С сердечным приветом,
Арон НурденссонПрошло несколько месяцев, выглянуло вешнее солнышко, снег таял, дни стали длиннее, и Арон, который жил своим письмом, этим первым окошком наружу, начал склоняться к мысли, что оно потерялось по дороге или что он предъявил этим незнакомым людям непомерно высокие требования, — как вдруг в первых числах апреля в почтовом ящике обнаружился длинный узкий конверт.
Таихапе, апрель.
Дорогой г-н Арон Нурденссон!Дождь лил как из ведра, когда пришло Ваше письмо. Я вместе с братом стригла во дворе овец и успела вымокнуть до нитки, когда увидела почтальона. Письма я получаю нечасто. И уж вовсе редко из такого дальнего далека, к тому же я почти забыла, что написала ту весточку от брата, которая, как я понимаю, и послужила поводом для Вашего письма.

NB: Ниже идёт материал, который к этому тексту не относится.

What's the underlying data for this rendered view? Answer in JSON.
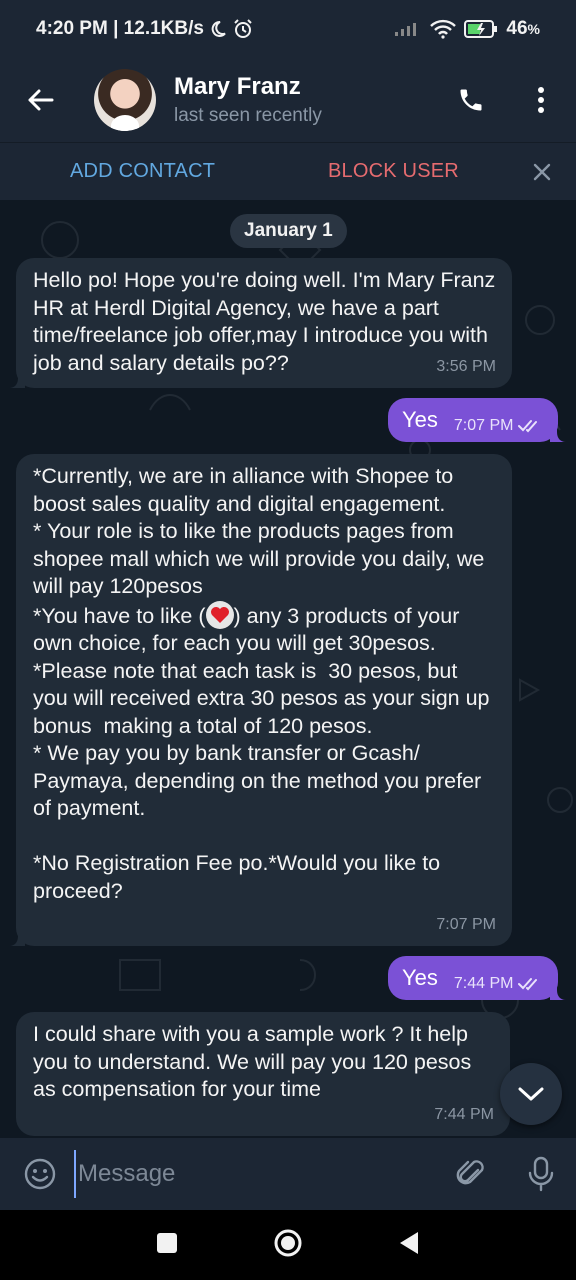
{
  "status_bar": {
    "time_speed": "4:20 PM | 12.1KB/s",
    "battery_percent": "46",
    "battery_suffix": "%"
  },
  "header": {
    "contact_name": "Mary Franz",
    "contact_status": "last seen recently"
  },
  "action_bar": {
    "add_contact": "ADD CONTACT",
    "block_user": "BLOCK USER"
  },
  "chat": {
    "date": "January 1",
    "messages": [
      {
        "direction": "in",
        "text": "Hello po! Hope you're doing well. I'm Mary Franz HR at Herdl Digital Agency, we have a part time/freelance job offer,may I introduce you with job and salary details po??",
        "time": "3:56 PM"
      },
      {
        "direction": "out",
        "text": "Yes",
        "time": "7:07 PM",
        "read": true
      },
      {
        "direction": "in",
        "text_part1": "*Currently, we are in alliance with Shopee to boost sales quality and digital engagement.\n* Your role is to like the products pages from shopee mall which we will provide you daily, we will pay 120pesos\n*You have to like (",
        "text_part2": ") any 3 products of your own choice, for each you will get 30pesos.\n*Please note that each task is  30 pesos, but you will received extra 30 pesos as your sign up bonus  making a total of 120 pesos.\n* We pay you by bank transfer or Gcash/ Paymaya, depending on the method you prefer of payment.\n\n*No Registration Fee po.*Would you like to proceed?",
        "time": "7:07 PM"
      },
      {
        "direction": "out",
        "text": "Yes",
        "time": "7:44 PM",
        "read": true
      },
      {
        "direction": "in",
        "text": "I could share with you a sample work ? It help you to understand. We will pay you 120 pesos as compensation for your time",
        "time": "7:44 PM"
      }
    ]
  },
  "input": {
    "placeholder": "Message"
  },
  "colors": {
    "outgoing_bubble": "#7b51d6",
    "incoming_bubble": "#212c38",
    "add_contact": "#62a8e0",
    "block_user": "#e56b6f"
  },
  "icons": {
    "back": "back-arrow-icon",
    "call": "phone-icon",
    "menu": "more-vert-icon",
    "close": "close-icon",
    "emoji": "emoji-icon",
    "attach": "paperclip-icon",
    "mic": "microphone-icon",
    "scroll": "chevron-down-icon",
    "nav_recents": "square-icon",
    "nav_home": "circle-icon",
    "nav_back": "triangle-back-icon"
  }
}
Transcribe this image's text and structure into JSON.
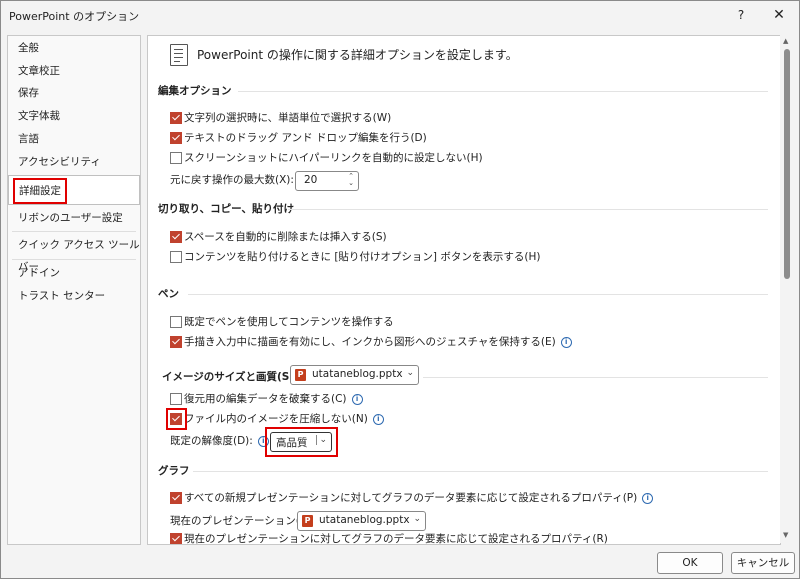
{
  "window": {
    "title": "PowerPoint のオプション",
    "help": "?",
    "close": "✕"
  },
  "sidebar": {
    "items": [
      {
        "label": "全般"
      },
      {
        "label": "文章校正"
      },
      {
        "label": "保存"
      },
      {
        "label": "文字体裁"
      },
      {
        "label": "言語"
      },
      {
        "label": "アクセシビリティ"
      },
      {
        "label": "詳細設定",
        "selected": true
      },
      {
        "label": "リボンのユーザー設定"
      },
      {
        "label": "クイック アクセス ツール バー"
      },
      {
        "label": "アドイン"
      },
      {
        "label": "トラスト センター"
      }
    ]
  },
  "header": {
    "text": "PowerPoint の操作に関する詳細オプションを設定します。"
  },
  "sections": {
    "edit": {
      "title": "編集オプション",
      "opt1": "文字列の選択時に、単語単位で選択する(W)",
      "opt2": "テキストのドラッグ アンド ドロップ編集を行う(D)",
      "opt3": "スクリーンショットにハイパーリンクを自動的に設定しない(H)",
      "undo_label": "元に戻す操作の最大数(X):",
      "undo_value": "20"
    },
    "cut": {
      "title": "切り取り、コピー、貼り付け",
      "opt1": "スペースを自動的に削除または挿入する(S)",
      "opt2": "コンテンツを貼り付けるときに [貼り付けオプション] ボタンを表示する(H)"
    },
    "pen": {
      "title": "ペン",
      "opt1": "既定でペンを使用してコンテンツを操作する",
      "opt2": "手描き入力中に描画を有効にし、インクから図形へのジェスチャを保持する(E)"
    },
    "image": {
      "title": "イメージのサイズと画質(S)",
      "file": "utataneblog.pptx",
      "opt1": "復元用の編集データを破棄する(C)",
      "opt2": "ファイル内のイメージを圧縮しない(N)",
      "res_label": "既定の解像度(D):",
      "res_value": "高品質"
    },
    "chart": {
      "title": "グラフ",
      "opt1": "すべての新規プレゼンテーションに対してグラフのデータ要素に応じて設定されるプロパティ(P)",
      "current_label": "現在のプレゼンテーション(C):",
      "file": "utataneblog.pptx",
      "opt2": "現在のプレゼンテーションに対してグラフのデータ要素に応じて設定されるプロパティ(R)"
    }
  },
  "buttons": {
    "ok": "OK",
    "cancel": "キャンセル"
  },
  "info_glyph": "i",
  "spin_arrows": "⌃⌄",
  "colors": {
    "checkbox_checked": "#c0422e",
    "highlight": "#e00000"
  }
}
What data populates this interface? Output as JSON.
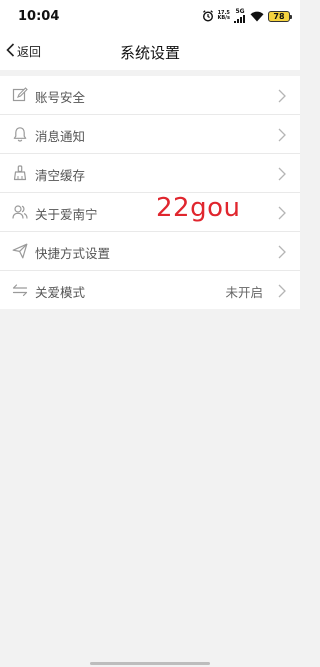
{
  "status_bar": {
    "time": "10:04",
    "network_speed_value": "17.5",
    "network_speed_unit": "KB/s",
    "network_type": "5G",
    "battery": "78"
  },
  "header": {
    "back_label": "返回",
    "title": "系统设置"
  },
  "menu": {
    "items": [
      {
        "label": "账号安全",
        "icon": "edit-icon",
        "value": ""
      },
      {
        "label": "消息通知",
        "icon": "bell-icon",
        "value": ""
      },
      {
        "label": "清空缓存",
        "icon": "broom-icon",
        "value": ""
      },
      {
        "label": "关于爱南宁",
        "icon": "users-icon",
        "value": ""
      },
      {
        "label": "快捷方式设置",
        "icon": "send-icon",
        "value": ""
      },
      {
        "label": "关爱模式",
        "icon": "switch-arrows-icon",
        "value": "未开启"
      }
    ]
  },
  "watermark": {
    "text": "22gou",
    "color": "#e0262e"
  },
  "colors": {
    "background": "#f2f2f2",
    "surface": "#ffffff",
    "divider": "#e9e9e9",
    "icon": "#9a9a9a"
  }
}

Письмо откровенное, прямо-таки шокирующее. Я словно вдруг узнала, по-настоящему узнала человека. Ведь я мало что знаю о людях. Всю жизнь жила здесь на ферме, с тех пор как родители мои утонули на лодке. Несколько раз в год я езжу с братом в Веллингтон, по делам, но в Веллингтоне чувствую себя чужой, я — девушка деревенская, разговоры о коммерции меня не интересуют. Зато я много читаю, что, кажется, вызывает у брата раздражение. Он говорит, я из-за этого отстраняюсь от хозяйственных нужд, забиваю себе голову всякими идеями, и, пожалуй, он прав.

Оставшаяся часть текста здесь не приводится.